D’autres villes imitent Barcelone. La Rochelle a tourné le dos à l’industrie, et sa zone portuaire, et ses sous-marins allemands, elle aimerait les recouvrir de dix tonnes de béton au mètre carré pour cacher la réalité, la crasse et les matières premières. On vous promet un avenir de retraité propret, et quelques concerts. Il n’y a plus de marin, du moins pas plus qu’à Barcelone.

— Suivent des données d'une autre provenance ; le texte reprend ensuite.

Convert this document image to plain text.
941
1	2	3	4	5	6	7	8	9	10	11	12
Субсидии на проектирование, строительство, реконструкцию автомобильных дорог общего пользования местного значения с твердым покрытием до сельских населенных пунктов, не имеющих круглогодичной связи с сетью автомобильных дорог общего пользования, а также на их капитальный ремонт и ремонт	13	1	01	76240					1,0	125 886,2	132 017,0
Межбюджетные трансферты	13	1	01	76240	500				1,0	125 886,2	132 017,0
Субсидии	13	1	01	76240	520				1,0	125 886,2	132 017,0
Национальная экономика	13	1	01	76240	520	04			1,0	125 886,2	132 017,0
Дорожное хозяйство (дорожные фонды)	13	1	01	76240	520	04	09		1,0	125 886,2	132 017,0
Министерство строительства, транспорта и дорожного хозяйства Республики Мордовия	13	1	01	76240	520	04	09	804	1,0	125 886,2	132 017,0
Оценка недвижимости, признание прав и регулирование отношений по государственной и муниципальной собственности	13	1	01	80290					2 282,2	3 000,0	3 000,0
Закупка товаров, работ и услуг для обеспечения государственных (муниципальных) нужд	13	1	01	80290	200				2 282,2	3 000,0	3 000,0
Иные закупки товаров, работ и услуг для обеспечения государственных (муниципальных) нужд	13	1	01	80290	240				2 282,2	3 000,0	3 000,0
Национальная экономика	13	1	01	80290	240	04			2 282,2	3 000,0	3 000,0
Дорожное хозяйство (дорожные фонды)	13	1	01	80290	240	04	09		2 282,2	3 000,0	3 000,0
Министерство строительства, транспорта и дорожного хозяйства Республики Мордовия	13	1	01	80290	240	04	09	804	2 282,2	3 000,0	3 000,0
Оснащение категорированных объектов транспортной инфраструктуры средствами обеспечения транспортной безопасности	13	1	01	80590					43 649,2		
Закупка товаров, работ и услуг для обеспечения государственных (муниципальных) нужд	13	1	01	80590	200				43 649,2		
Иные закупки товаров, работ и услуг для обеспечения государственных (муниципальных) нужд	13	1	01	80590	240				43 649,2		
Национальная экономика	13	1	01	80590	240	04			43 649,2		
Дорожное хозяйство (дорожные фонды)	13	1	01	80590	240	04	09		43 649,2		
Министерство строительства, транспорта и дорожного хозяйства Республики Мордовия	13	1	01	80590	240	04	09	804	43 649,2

C’est dans le Canard Enchaîné que j’ai compris pour Notre Dame des Landes. Bien sûr que c’est du marketing : attirer les gens qui viennent de loin, leur proposer de l’exotisme, de la distance, de la province, mais en cachant le local, le spécifique, le terroir : tout cela, les parisiens globalisés de New-York ou Berlin s’en moquent. Ils veulent de l’art moderne et des hôtels trente étoiles. Et de l’écologie en atterrissant : un bel aéroport flambant neuf et des tramways si coûteux, un Apple center™ des fois que la dernière nouveauté d’après-demain y apparaisse en avant-première, sait-on jamais. Et puis surtout : les mêmes boutiques qu’ailleurs.

Alors les paysans et les escargots, les vers de terre et l’agriculture bio, les Anars crados et l’écologie, la vraie, celle qui consiste à dire qu’il vaut mieux ne rien faire aux arbres plutôt que d’envisager une filière durable pour les abattre, alors, alors : plutôt courir.